The primary yardstick by which the IC industry measures its technological performance and progress remains Moore’s Law that states there is a doubling of the number of transistors per chip every two years. It pertains to the growth rate of components per chip, but it is sometimes generalized to describe the exponential growth in raw computational power achieved with each new generation of ICs.
IC Insights’ 2020 edition of The McClean Report (released in January) shows how over the past five decades, DRAMs, flash memories, microprocessors, and graphics processors have tracked the curve Moore predicted (Figure 1).
Factors such as power consumption and challenges associated with scaling limitations have cut into the transistor growth rates of some IC products during the last 10-15 years. For example, DRAM transistor counts were increasing at the average rate of about 45% per year through the early 2000s but slowed to about 20% through the 16Gb generation that appeared in 2016. Samsung began volume production with single-chip 16Gb DRAM devices near the end of 2016. One year earlier Samsung initiated volume production of 12Gb DRAM chips, and 8Gb devices one year before that. The DDR5 standard still being finalized by JEDEC includes monolithic 24Gb, 32Gb, and 64Gb devices.
Annual growth in flash memory densities remained at 55-60% per year through about 2012 but has since been around 30-35% per year. For conventional 2D planar NAND flash, the highest density on a single die available in January 2020 was 128Gb. The maximum density for a 3D NAND chip is currently 1.33Tb for a 96-layer quad-level-cell (QLC) device. QLC combined with new 96-layer technology should enable 3D NAND to reach 1.5Tb density in 2020 with 128-layer technology leading to 2Tb chips.
Transistor counts in Intel’s PC microprocessors grew approximately 40% per year through 2010, but the rate dropped to half that in the years following. Transistor count increases for the company’s server MPUs paused in the mid- to late-2000s but then started growing again at the rate of about 25% per year. Intel stopped revealing details of transistor counts in 2017.
Transistor counts for Apple’s A series application processors used in its iPhones and iPads have increased at the annual rate of 43% since 2013. That rate includes as the most recent endpoint the A13 processor, with its 8.5 billion transistors. In the first half of 2020, Apple is expected to unveil an iPad Pro based on a new A13X processor.
High-end GPUs from Nvidia have incredibly high transistor counts. Unlike microprocessors, GPUs and their highly parallel structure do not contain a significant amount of cache memory. Some of the latest GPUs from Nvidia are neural network processing units (NPUs) designed specifically for AI and machine learning.

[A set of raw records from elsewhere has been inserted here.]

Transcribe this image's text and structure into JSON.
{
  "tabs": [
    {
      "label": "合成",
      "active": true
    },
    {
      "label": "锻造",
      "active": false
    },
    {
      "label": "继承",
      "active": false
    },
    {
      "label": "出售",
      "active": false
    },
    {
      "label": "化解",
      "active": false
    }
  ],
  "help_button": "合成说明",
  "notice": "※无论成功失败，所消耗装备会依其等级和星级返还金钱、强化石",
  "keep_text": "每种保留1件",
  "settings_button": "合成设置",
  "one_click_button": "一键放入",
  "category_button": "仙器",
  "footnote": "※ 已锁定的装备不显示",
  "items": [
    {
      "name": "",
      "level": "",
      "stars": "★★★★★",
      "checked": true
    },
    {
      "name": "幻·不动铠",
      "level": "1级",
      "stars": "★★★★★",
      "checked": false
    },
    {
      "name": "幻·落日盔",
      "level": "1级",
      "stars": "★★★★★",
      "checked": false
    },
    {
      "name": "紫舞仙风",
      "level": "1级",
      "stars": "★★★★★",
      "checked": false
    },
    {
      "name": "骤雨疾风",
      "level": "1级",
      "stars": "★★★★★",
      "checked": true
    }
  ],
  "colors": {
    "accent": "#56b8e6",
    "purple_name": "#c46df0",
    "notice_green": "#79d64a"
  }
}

The powerful drive of the IC industry to innovate its way over and around technology barriers can never be underestimated, but there are some very dramatic shifts underway regarding how ICs are designed and manufactured. Though some roadblocks standing in the way of progress toward future generations look more like high walls than hurdles, Moore’s Law continues to hold for the total IC industry.